Well, if I may briefly summarize what the sentiment appears to be on this thread:
1700 is not a good, or remotely competitive score, and neither is 1940.
A showing in the 2100+ range may get an applicant a read, or it may not. Even with two scores above that mark, a read is likely to be perfunctory.
Chances are about 0.1% right now, but it might be worth applying with a higher score, despite #2.
Thanks for the advice, everyone. Hopefully Yale sees something special in this applicant, but if they don’t my (admittedly biased) view is that it’ll be their loss.
This highlights for me the cruelty of boiling down applicants to a single number. Having seen what my friend’s gone through in preparation for his third SAT, I can really appreciate not having to take the test again.
I disagree with everything everyone says. But, our opinions don’t really matter, do they? I’m in a similar boat as your friend and will be applying to near equal if not equal caliber schools anyway. Yes, I will probably get rejected, and there’s a 93% chance your friend will too- but that shouldn’t stop him from trying!
The cruel reality is that schools like Yale look for “perfect” accadimics first (go and look at the kids who posted their results in the past if you doubt me) before looking at anything else…and they can afford to do that!

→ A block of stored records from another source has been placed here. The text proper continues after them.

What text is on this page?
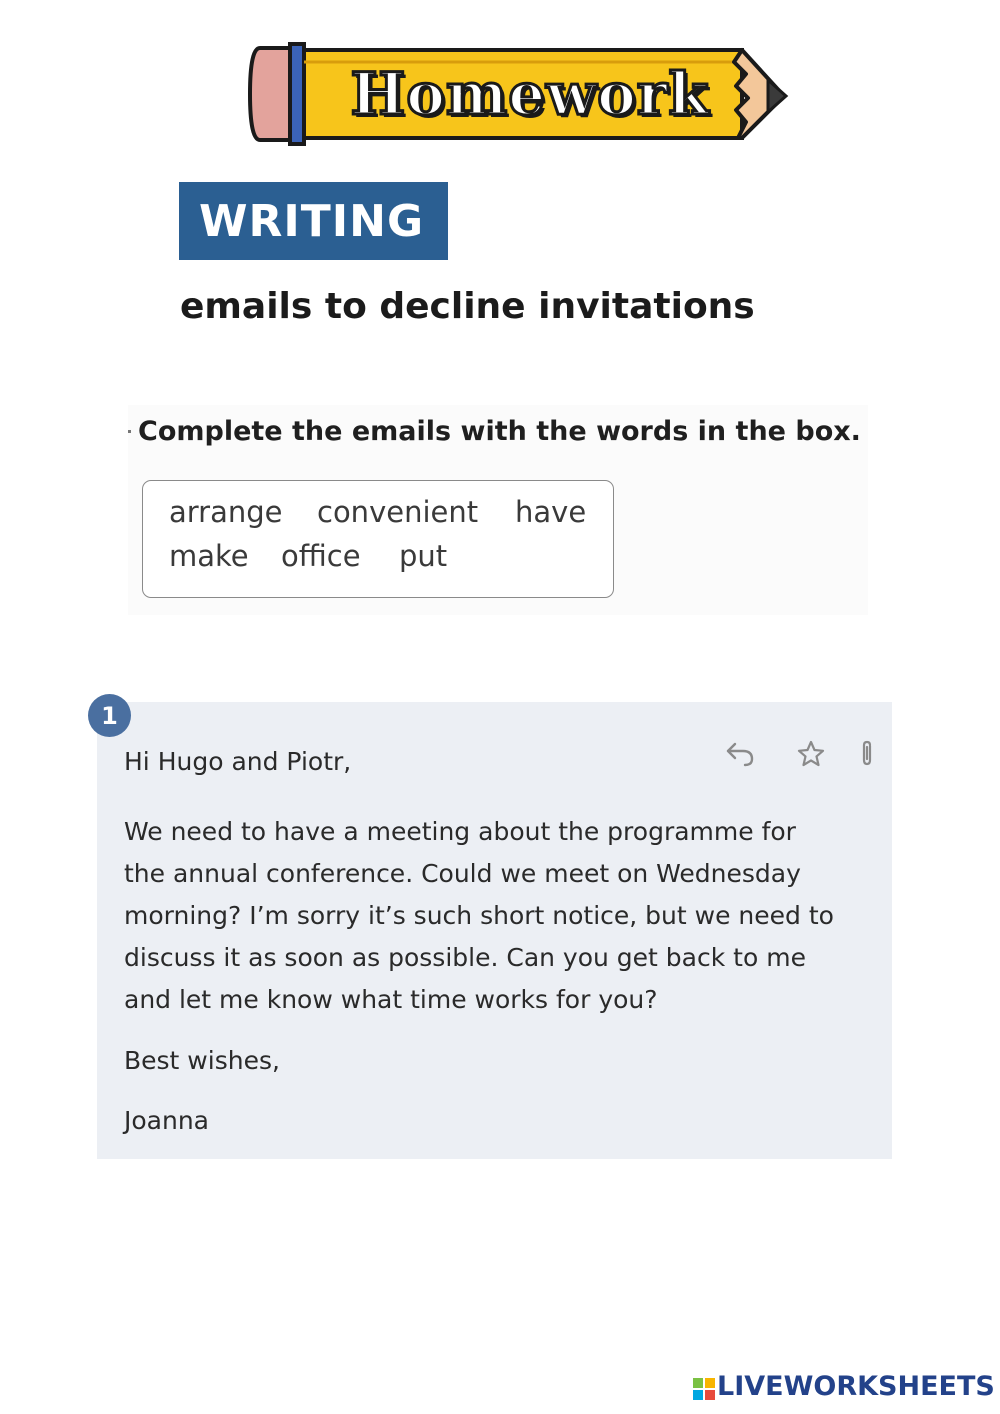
Homework
WRITING
emails to decline invitations
Complete the emails with the words in the box.
arrange convenient have
make office put
1
Hi Hugo and Piotr,
We need to have a meeting about the programme for
the annual conference. Could we meet on Wednesday
morning? I’m sorry it’s such short notice, but we need to
discuss it as soon as possible. Can you get back to me
and let me know what time works for you?
Best wishes,
Joanna
LIVEWORKSHEETS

I am not just saying that as I had experienced that through my own kid this last year! I did not wish to become personal in my previous posts here, but since you are in denial I let you know that my daughter had a 2370 score in her first attempt (and other almost perfect stats and ECs good enough for which she got 15k private award) and still was rejected by this same school! So go figure!
If his SAT do improve he would be better off applying to schools that superscore. Cornell admissions officer told the audience that the supercores are transposed onto a cover sheet and the person reading your application doesn’t even see your other scores.